2) Transaction B²C * regarding the payment of the taxi service paid by UBER to the driver of the VTC.
(* Reminder of the terminology used in DAGTVA)
Transaction N ° 1 C²B * – Payment of the taxi service by the client to Uber.
View the payment slideshow of the taxi service to Uber.
As you will see, the payment of the taxi service is charged in the country of consumption of the customer corresponding to his bank details registered at Uber. This is in line with the directives of the European Commission and the OECD that the tax on payment should be collected at the place of consumption.
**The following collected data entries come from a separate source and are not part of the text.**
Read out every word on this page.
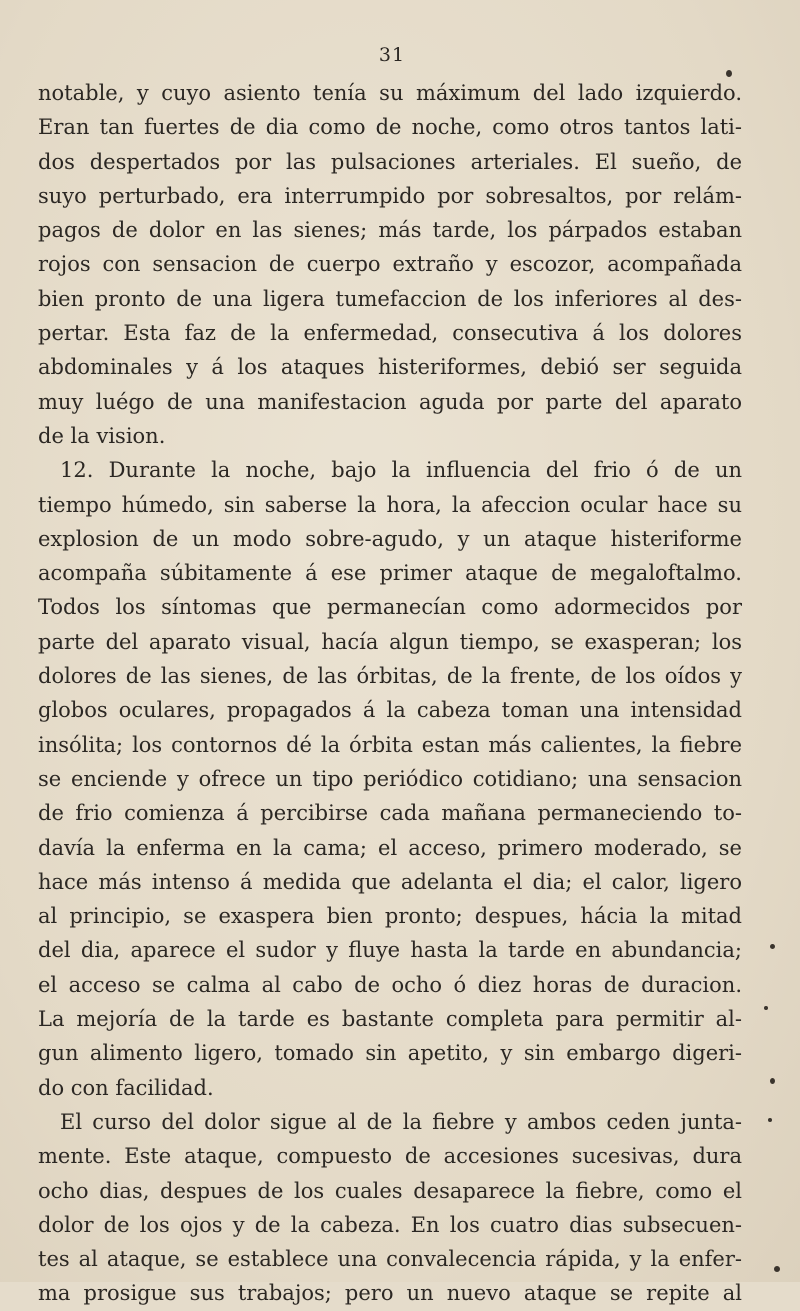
31
notable, y cuyo asiento tenía su máximum del lado izquierdo.
Eran tan fuertes de dia como de noche, como otros tantos lati-
dos despertados por las pulsaciones arteriales. El sueño, de
suyo perturbado, era interrumpido por sobresaltos, por relám-
pagos de dolor en las sienes; más tarde, los párpados estaban
rojos con sensacion de cuerpo extraño y escozor, acompañada
bien pronto de una ligera tumefaccion de los inferiores al des-
pertar. Esta faz de la enfermedad, consecutiva á los dolores
abdominales y á los ataques histeriformes, debió ser seguida
muy luégo de una manifestacion aguda por parte del aparato
de la vision.
12. Durante la noche, bajo la influencia del frio ó de un
tiempo húmedo, sin saberse la hora, la afeccion ocular hace su
explosion de un modo sobre-agudo, y un ataque histeriforme
acompaña súbitamente á ese primer ataque de megaloftalmo.
Todos los síntomas que permanecían como adormecidos por
parte del aparato visual, hacía algun tiempo, se exasperan; los
dolores de las sienes, de las órbitas, de la frente, de los oídos y
globos oculares, propagados á la cabeza toman una intensidad
insólita; los contornos dé la órbita estan más calientes, la fiebre
se enciende y ofrece un tipo periódico cotidiano; una sensacion
de frio comienza á percibirse cada mañana permaneciendo to-
davía la enferma en la cama; el acceso, primero moderado, se
hace más intenso á medida que adelanta el dia; el calor, ligero
al principio, se exaspera bien pronto; despues, hácia la mitad
del dia, aparece el sudor y fluye hasta la tarde en abundancia;
el acceso se calma al cabo de ocho ó diez horas de duracion.
La mejoría de la tarde es bastante completa para permitir al-
gun alimento ligero, tomado sin apetito, y sin embargo digeri-
do con facilidad.
El curso del dolor sigue al de la fiebre y ambos ceden junta-
mente. Este ataque, compuesto de accesiones sucesivas, dura
ocho dias, despues de los cuales desaparece la fiebre, como el
dolor de los ojos y de la cabeza. En los cuatro dias subsecuen-
tes al ataque, se establece una convalecencia rápida, y la enfer-
ma prosigue sus trabajos; pero un nuevo ataque se repite al
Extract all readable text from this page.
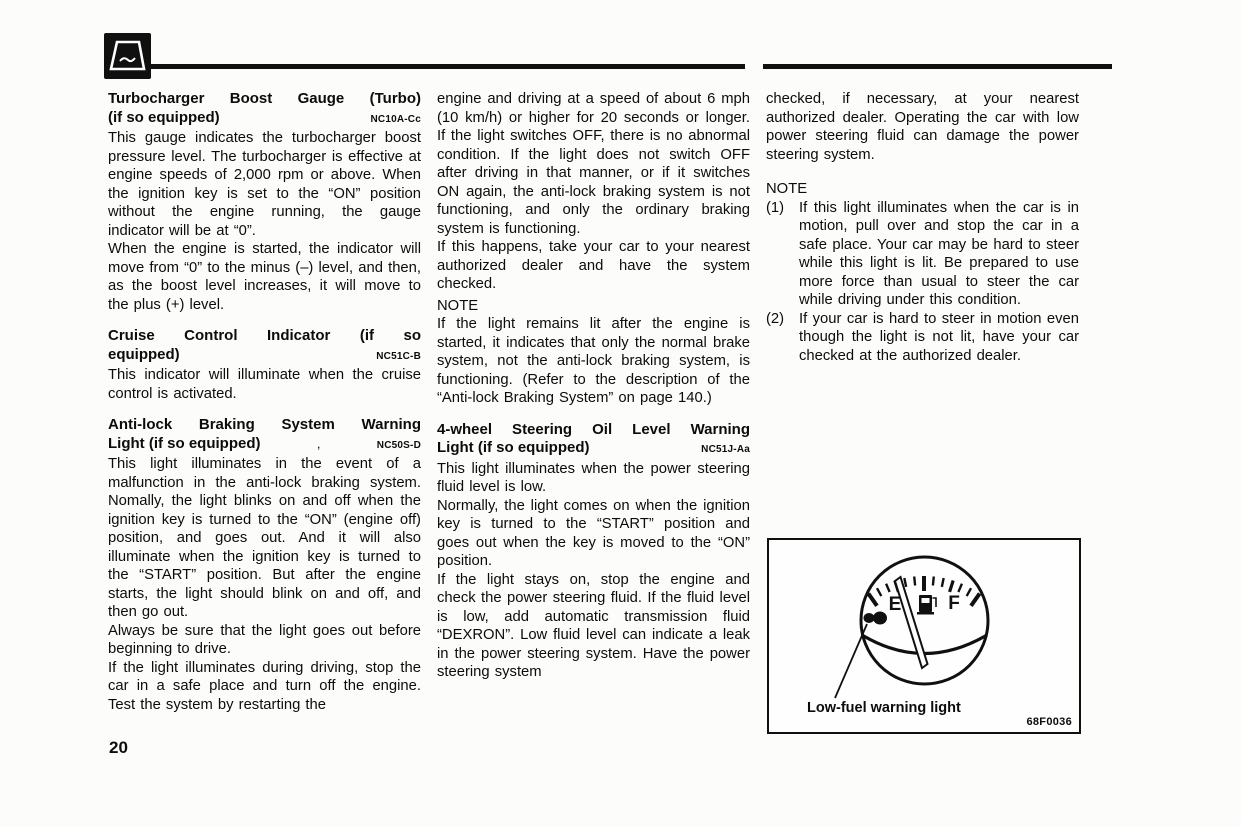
Turbocharger Boost Gauge (Turbo)
(if so equipped)	NC10A-Cc

This gauge indicates the turbocharger boost pressure level. The turbocharger is effective at engine speeds of 2,000 rpm or above. When the ignition key is set to the “ON” position without the engine running, the gauge indicator will be at “0”.

When the engine is started, the indicator will move from “0” to the minus (–) level, and then, as the boost level increases, it will move to the plus (+) level.

Cruise Control Indicator (if so
equipped)	NC51C-B

This indicator will illuminate when the cruise control is activated.

Anti-lock Braking System Warning
Light (if so equipped)	,	NC50S-D

This light illuminates in the event of a malfunction in the anti-lock braking system. Nomally, the light blinks on and off when the ignition key is turned to the “ON” (engine off) position, and goes out. And it will also illuminate when the ignition key is turned to the “START” position. But after the engine starts, the light should blink on and off, and then go out.

Always be sure that the light goes out before beginning to drive.

If the light illuminates during driving, stop the car in a safe place and turn off the engine. Test the system by restarting the

engine and driving at a speed of about 6 mph (10 km/h) or higher for 20 seconds or longer. If the light switches OFF, there is no abnormal condition. If the light does not switch OFF after driving in that manner, or if it switches ON again, the anti-lock braking system is not functioning, and only the ordinary braking system is functioning.

If this happens, take your car to your nearest authorized dealer and have the system checked.

NOTE

If the light remains lit after the engine is started, it indicates that only the normal brake system, not the anti-lock braking system, is functioning. (Refer to the description of the “Anti-lock Braking System” on page 140.)

4-wheel Steering Oil Level Warning
Light (if so equipped)	NC51J-Aa

This light illuminates when the power steering fluid level is low.

Normally, the light comes on when the ignition key is turned to the “START” position and goes out when the key is moved to the “ON” position.

If the light stays on, stop the engine and check the power steering fluid. If the fluid level is low, add automatic transmission fluid “DEXRON”. Low fluid level can indicate a leak in the power steering system. Have the power steering system

checked, if necessary, at your nearest authorized dealer. Operating the car with low power steering fluid can damage the power steering system.

NOTE
(1)	If this light illuminates when the car is in motion, pull over and stop the car in a safe place. Your car may be hard to steer while this light is lit. Be prepared to use more force than usual to steer the car while driving under this condition.

(2)	If your car is hard to steer in motion even though the light is not lit, have your car checked at the authorized dealer.

E F
Low-fuel warning light
68F0036
20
Example: The German customer of a VTC Uber, traveling in France, will pay Uber from his bank account declared in Germany, the VAT on the taxi service will be invoiced and deducted automatically on the payment, in France, in favor of the French Public Treasury, the value of the taxi service always corresponds to the budget of this German.
Uber will be paid by the German bank of the customer amount NET and VAT will be accounted for and credited in France. the Output Tax (the tax to be collected) will never return to the UBER world, next to the seller or service provider.
It is clear for tourists, with the DAGTVA tax system that the value of the tax always applies, for a buyer, in an environment related to the original economic possibilities and the place of its consumption and that can be abroad.
Transaction N ° 2 B2C * – Payment of the race by UBER to the VTC.
View the VTC payment slideshow by UBER.
Uber will pay the included VTC Tax, less its management fees. Uber Bank will collect the Tax on this payment and pay the VTC NET amount.
In the VAT environment, the Tax will be refunded to Uber, after payment NET amount of the VTC. The tax levied upstream in the procedure will be totally neutral. We then see that there is no double tax penalty on this second B²C transaction. The consumption tax is levied very simply on the first transaction C²B.
If for some reason Uber did not pay for its VTC, the tax would already be in the treasury of the country where the VTC customer is consuming.
If Uber is in a country with a GST / TPS environment, this fee will not be refunded. Uber will probably have to charge the tax to the VTC which will be paid NET amount with the charge of this tax in addition on this NET!
This is where the VAT system is superior to the GST / TPS system. It is this difference in tax treatment that can make Uber’s business model disappear in the GST / TPS environment becoming more expensive for the VTC than the current environment where regular taxis collect VAT.
Uber is in the GST / TPS environment, so it will be in his best interest to move his headquarters and banking environment to the world of a totally neutral VAT, for taxable persons, with DAGTVA.
The same conclusions can be observed with DAGTVA in the judgment of the European Court of Justice on the « Skandia » case.